Upon learning that she accepted counterfeit currency, the woman did her own investigating and determined that the suspect, a 24-year-old Bloomington man, was trying to sell her laptop. She used another person’s profile to set up a purchase from the suspect and called the police from the parking lot prior to the suspect’s arrival, according to Bitney.

After reviewing the woman’s evidence, the officer began surveillance of the parking lot, waiting for the suspect to arrive. Upon identifying the vehicle, the officer made contact with the driver to question him about the woman’s report. As the officer approached the vehicle, he could see what appeared to be marijuana on the passenger’s seat of the vehicle. The officer had the suspect step out of his vehicle at that point, and noticed that there was a gun between the door and the driver’s seat, Bitney explained. The gun turned out to be a BB gun, he noted.

The suspect consented to a search and was in possession of 11 counterfeit $100 bills, resulting in his arrest, Bitney said.

A check of the suspect’s criminal history showed that he has a history involving counterfeit currency possession and theft by swindle, including an arrest for an incident three days prior, Bitney noted.

The suspect was booked on suspicion of theft by swindle and possession of counterfeit currency.

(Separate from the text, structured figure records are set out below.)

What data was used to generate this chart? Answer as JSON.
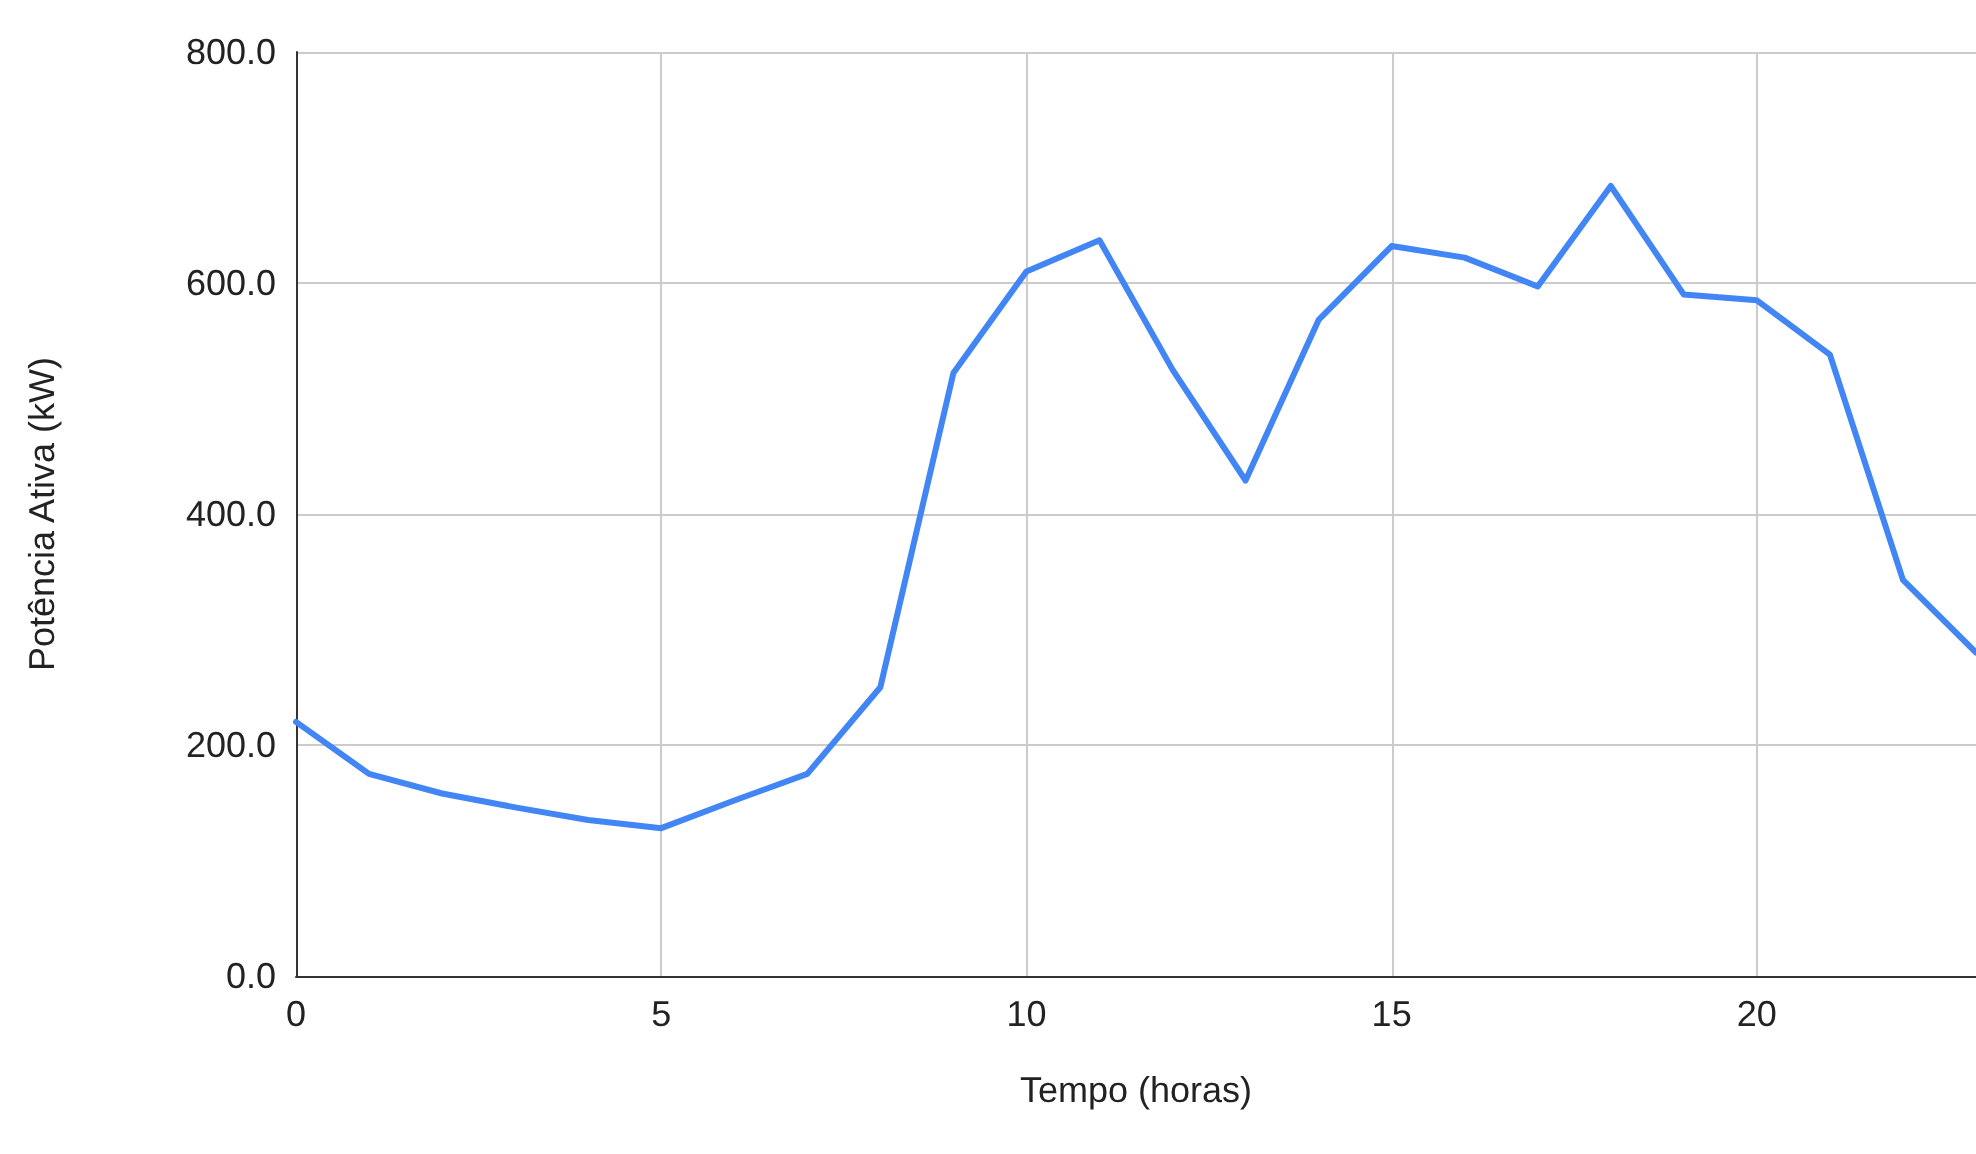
{
  "chart_data": {
    "type": "line",
    "xlabel": "Tempo (horas)",
    "ylabel": "Potência Ativa (kW)",
    "x": [
      0,
      1,
      2,
      3,
      4,
      5,
      6,
      7,
      8,
      9,
      10,
      11,
      12,
      13,
      14,
      15,
      16,
      17,
      18,
      19,
      20,
      21,
      22,
      23
    ],
    "series": [
      {
        "color": "#4285f4",
        "values": [
          220,
          175,
          158,
          146,
          135,
          128,
          152,
          175,
          250,
          522,
          610,
          637,
          525,
          429,
          568,
          632,
          622,
          597,
          684,
          590,
          585,
          538,
          343,
          280
        ]
      }
    ],
    "xlim": [
      0,
      23
    ],
    "xticks": [
      0,
      5,
      10,
      15,
      20
    ],
    "ylim": [
      0,
      800
    ],
    "yticks": [
      {
        "value": 0,
        "label": "0.0"
      },
      {
        "value": 200,
        "label": "200.0"
      },
      {
        "value": 400,
        "label": "400.0"
      },
      {
        "value": 600,
        "label": "600.0"
      },
      {
        "value": 800,
        "label": "800.0"
      }
    ],
    "grid": true,
    "marker": "none",
    "line_style": "solid"
  }
}
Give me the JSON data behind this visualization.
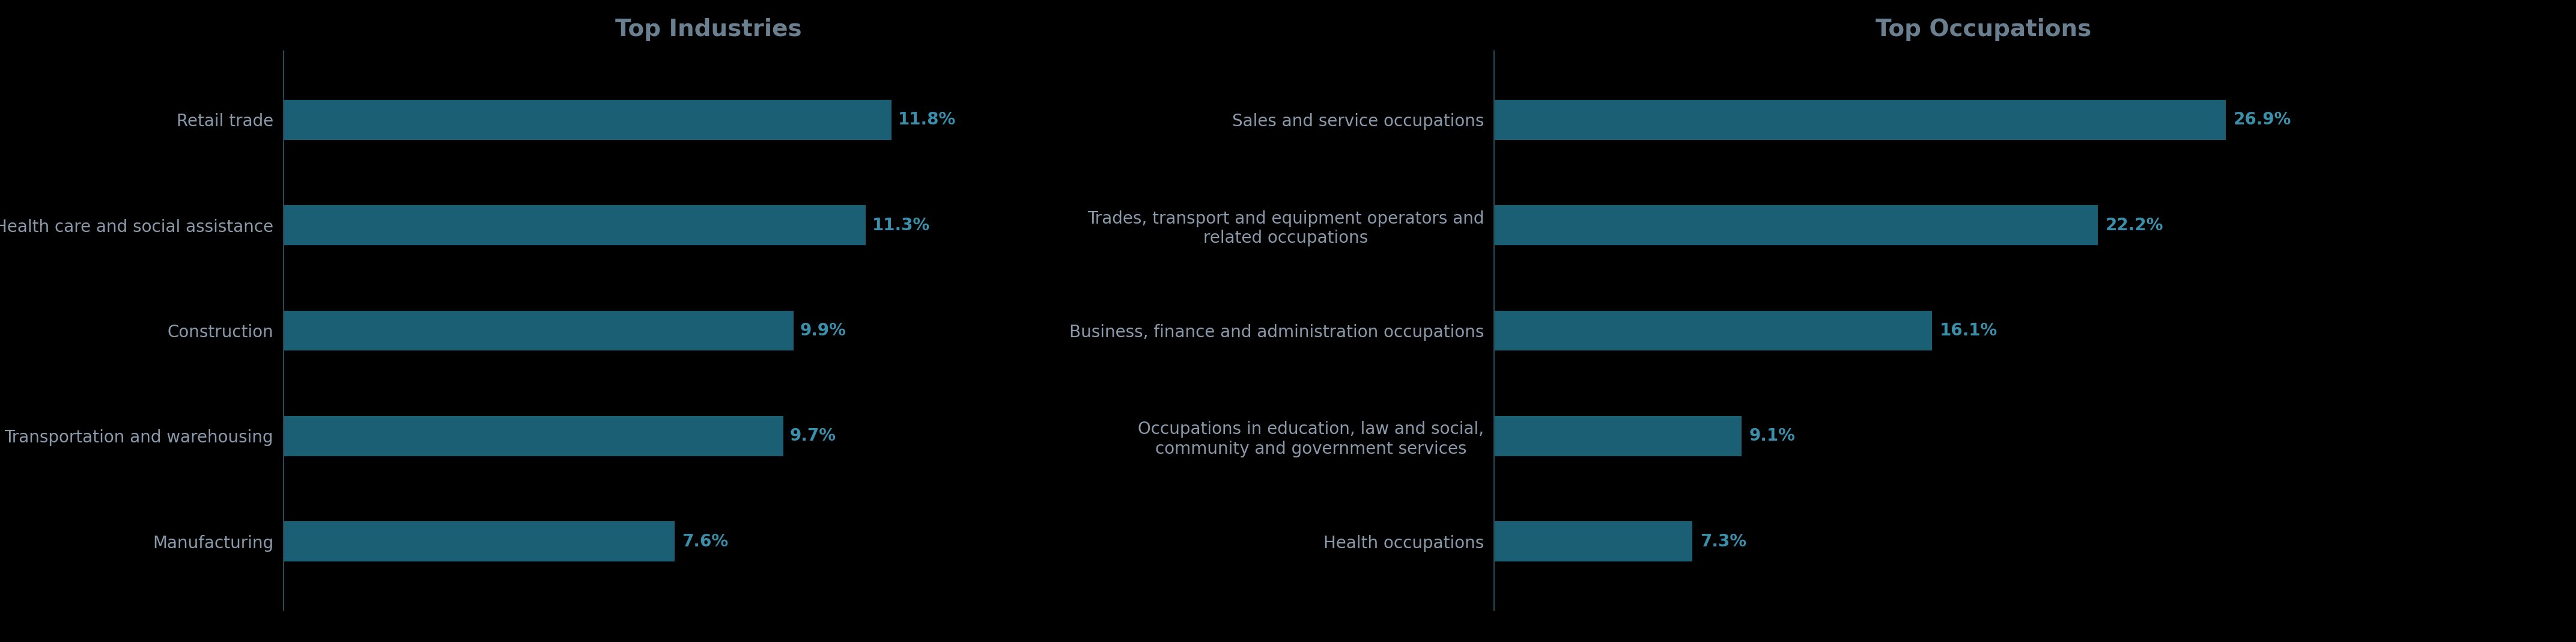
{
  "background_color": "#000000",
  "bar_color": "#1b5f74",
  "label_color": "#8a9aaa",
  "value_color": "#3a8faa",
  "title_color": "#6a8090",
  "title_fontsize": 28,
  "label_fontsize": 20,
  "value_fontsize": 20,
  "spine_color": "#2a4a5a",
  "left_title": "Top Industries",
  "left_categories": [
    "Retail trade",
    "Health care and social assistance",
    "Construction",
    "Transportation and warehousing",
    "Manufacturing"
  ],
  "left_values": [
    11.8,
    11.3,
    9.9,
    9.7,
    7.6
  ],
  "left_labels": [
    "11.8%",
    "11.3%",
    "9.9%",
    "9.7%",
    "7.6%"
  ],
  "left_xlim": [
    0,
    16.5
  ],
  "right_title": "Top Occupations",
  "right_categories": [
    "Sales and service occupations",
    "Trades, transport and equipment operators and\nrelated occupations",
    "Business, finance and administration occupations",
    "Occupations in education, law and social,\ncommunity and government services",
    "Health occupations"
  ],
  "right_values": [
    26.9,
    22.2,
    16.1,
    9.1,
    7.3
  ],
  "right_labels": [
    "26.9%",
    "22.2%",
    "16.1%",
    "9.1%",
    "7.3%"
  ],
  "right_xlim": [
    0,
    36
  ]
}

Victims of online fraud are encouraged to document the details of the transaction and to call the police upon doing so rather than setting up their own sting and calling the police for assistance prior to the suspect’s arrival. The Minneapolis woman had no way of knowing that the suspect was carrying a gun and was potentially setting herself up to be a victim again if an officer was not immediately available to respond to her call, Bitney explained.